Netdata Community

Certificate Expired error while connecting to Cloud

Hello,

Tell me what could be the problem. Until October 2, I used the service https://app.netdata.cloud/ and my 15 nodes worked successfully. After October 2, half stopped working, I found out through “netdata -W buildinfo” this is due to the parameter:
ACLK-NG New Cloud Protocol: YES
Tell me how to transfer ACLK-NG New Cloud Protocol: to NO state?
Half of my nodes are successfully displayed in the cloud for which this parameter is disabled, while the NetData version is completely the same. I tried reloading but it didn’t work. UNREACHABLE

Features:
dbengine: YES
Native HTTPS: YES
Netdata Cloud: YES
ACLK Next Generation: YES
ACLK-NG New Cloud Protocol: YES
ACLK Legacy: YES
TLS Host Verification: YES
Libraries:
jemalloc: NO
JSON-C: YES
libcap: NO
libcrypto: YES
libm: YES
LWS: YES static v3.2.2
mosquitto: YES
tcalloc: NO
zlib: YES
Plugins:
apps: YES
cgroup Network Tracking: YES
CUPS: NO
EBPF: YES
IPMI: NO
NFACCT: NO
perf: YES
slabinfo: YES
Xen: NO
Xen VBD Error Tracking: NO
Exporters:
AWS Kinesis: NO
GCP PubSub: NO
MongoDB: NO
Prometheus Remote Write: NO

Hello @1116 that message means New Cloud Protocol is available but it is not used yet. Could you post output of grep -ai aclk error.log? Is it possible your system is CentOS7?

Hi,

Judging from the date your connection stopped working, the issue was likely caused by the expiry of the old Let’s Encrypt root certificate. If your log contains the error Libwebsockets: SSL error: certificate has expired, you’ll have to update your local CA certificate and OpenSSL packages, depending on the distribution.

Best regards,
Jochen

thx @geewiz that is indeed correct and the reason why I asked about the OS.

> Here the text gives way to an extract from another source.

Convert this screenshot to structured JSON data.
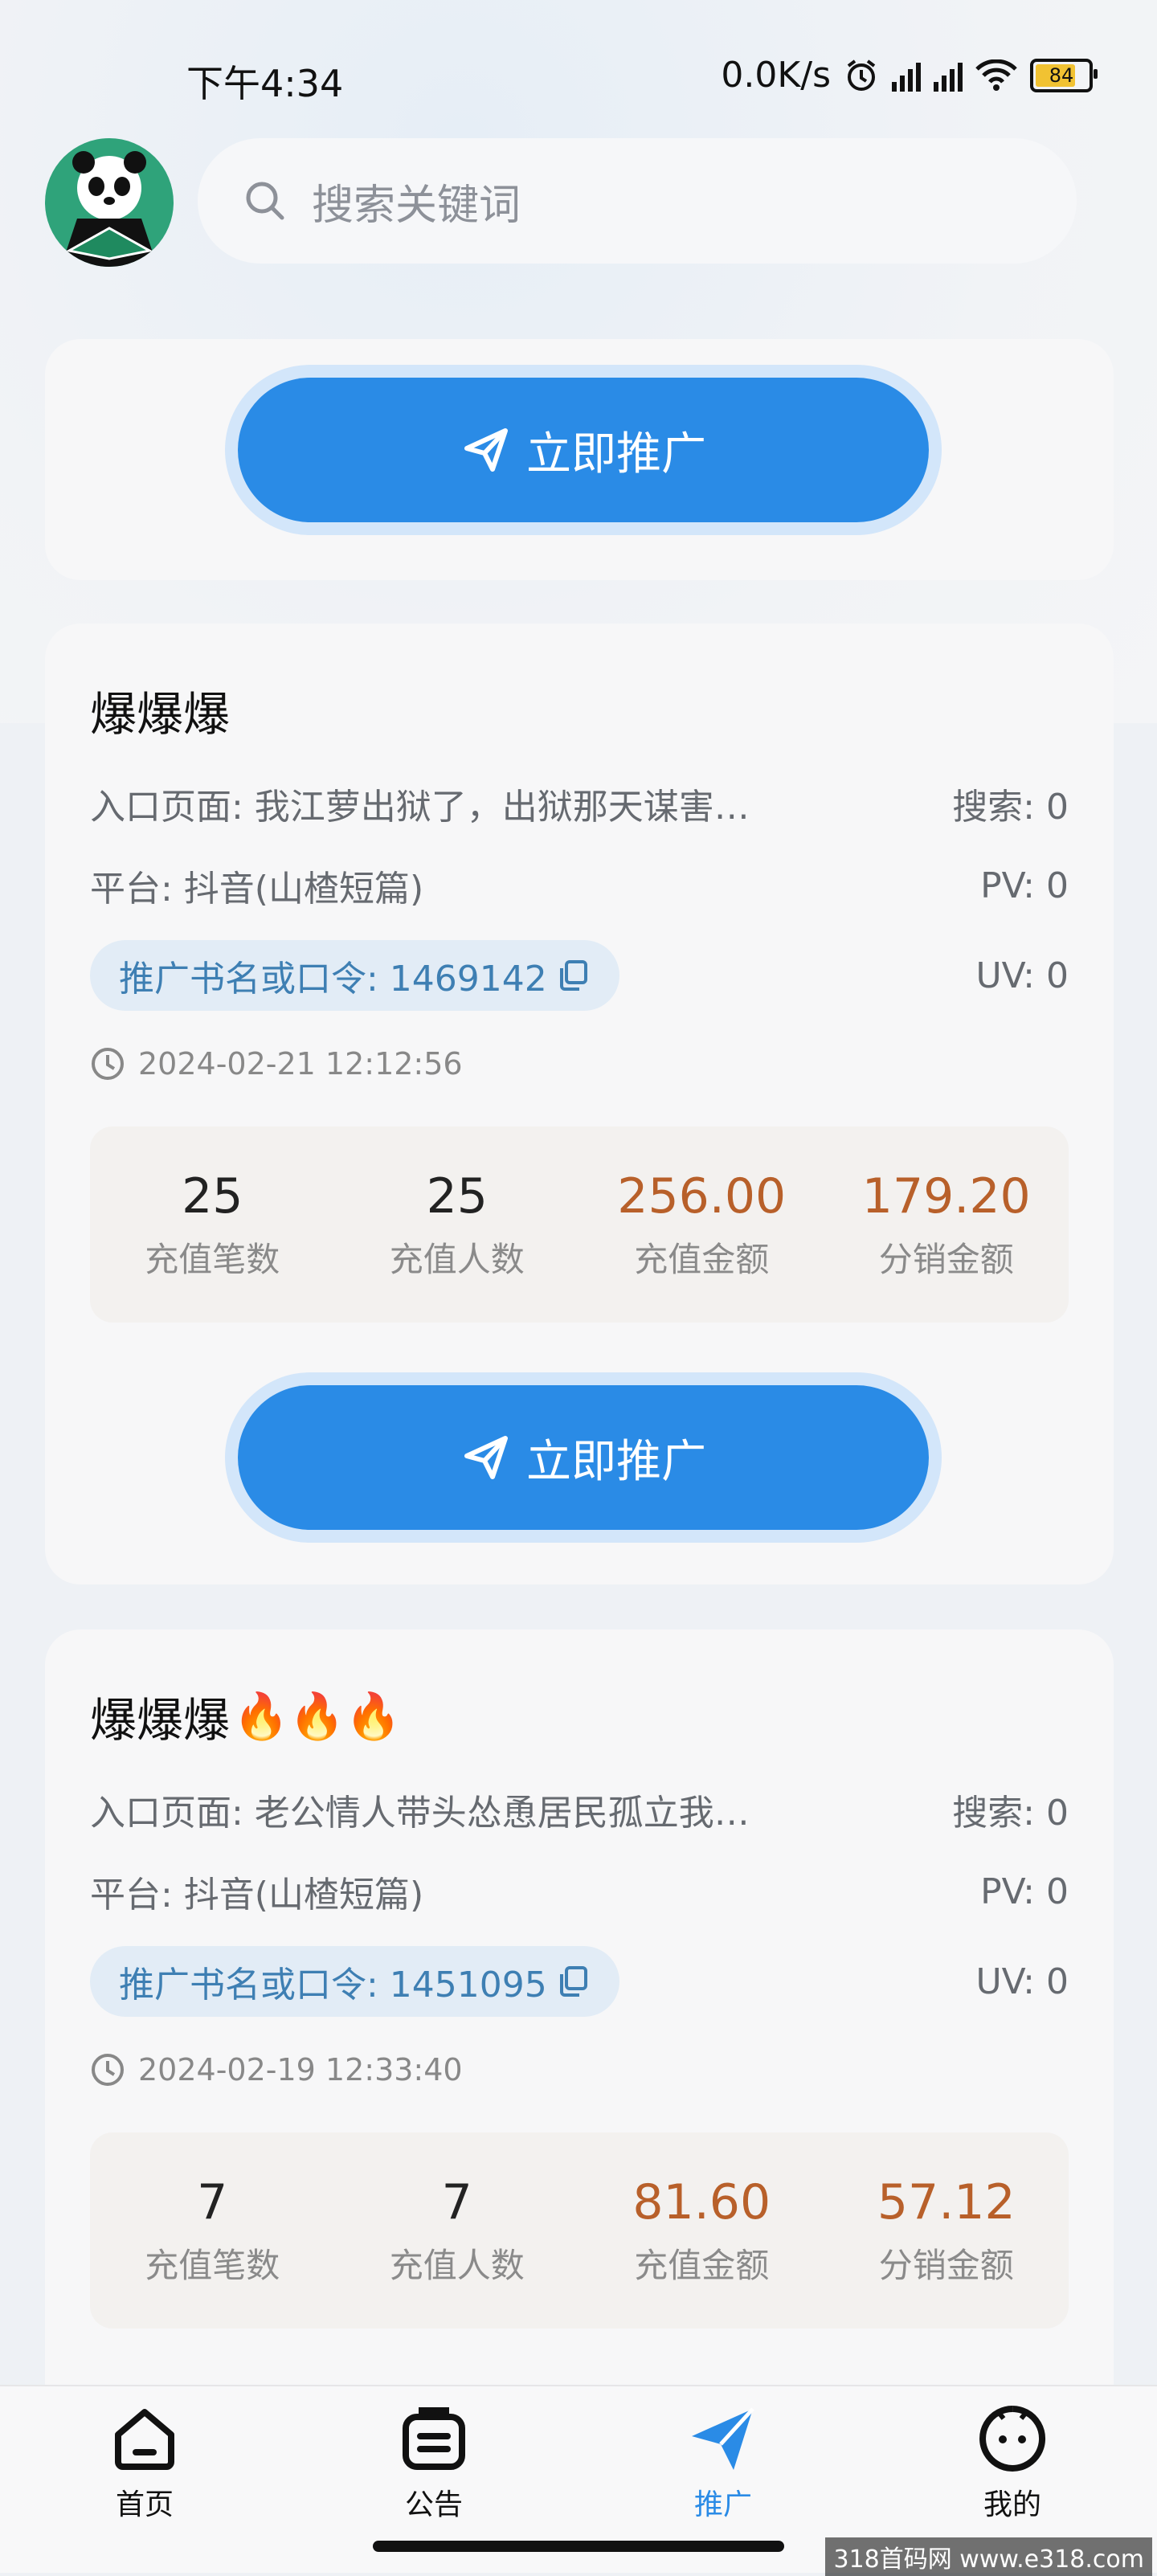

aclk_send_https_request GET
2021-10-05 07:25:05: netdata ERROR : ACLK_Main : Libwebsockets: SSL error: certificate has expired (preverify_ok=0;err=10;depth=3)
2021-10-05 07:25:05: netdata ERROR : ACLK_Main : Challenge failed:
2021-10-05 07:25:05: netdata INFO : ACLK_Main : Retrying to establish the ACLK connection in 1024.000 seconds

I am using Centos 7 and I do not see where to replace the certificate.
OpenSSL 1.0.2k-fips 26 Jan 2017

Tell me what actions need to be done on the Centos 7 to make NetData work in the cloud. I can’t find information on the Internet. Thanks for the help.

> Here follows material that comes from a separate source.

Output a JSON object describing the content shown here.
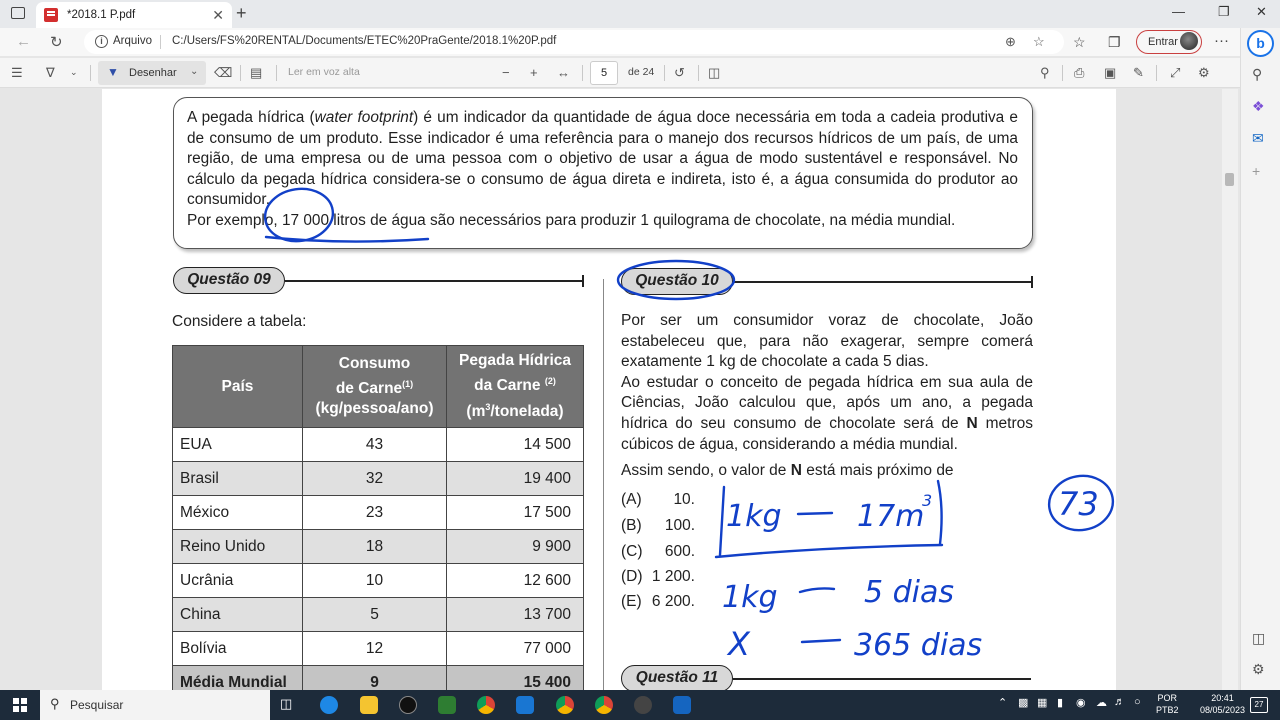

The problem here is not with Netdata certificate (in fact any service or website using Lets Encrypt would be broken) but with ca-certificates on CentOS 7 (being older system) not being updated. Some helpful information can be found here https://blog.devgenius.io/rhel-centos-7-fix-for-lets-encrypt-change-8af2de587fe4

Is your ca-certificates pkg updated to the latest version?

Thanks! The problem is solved, it works.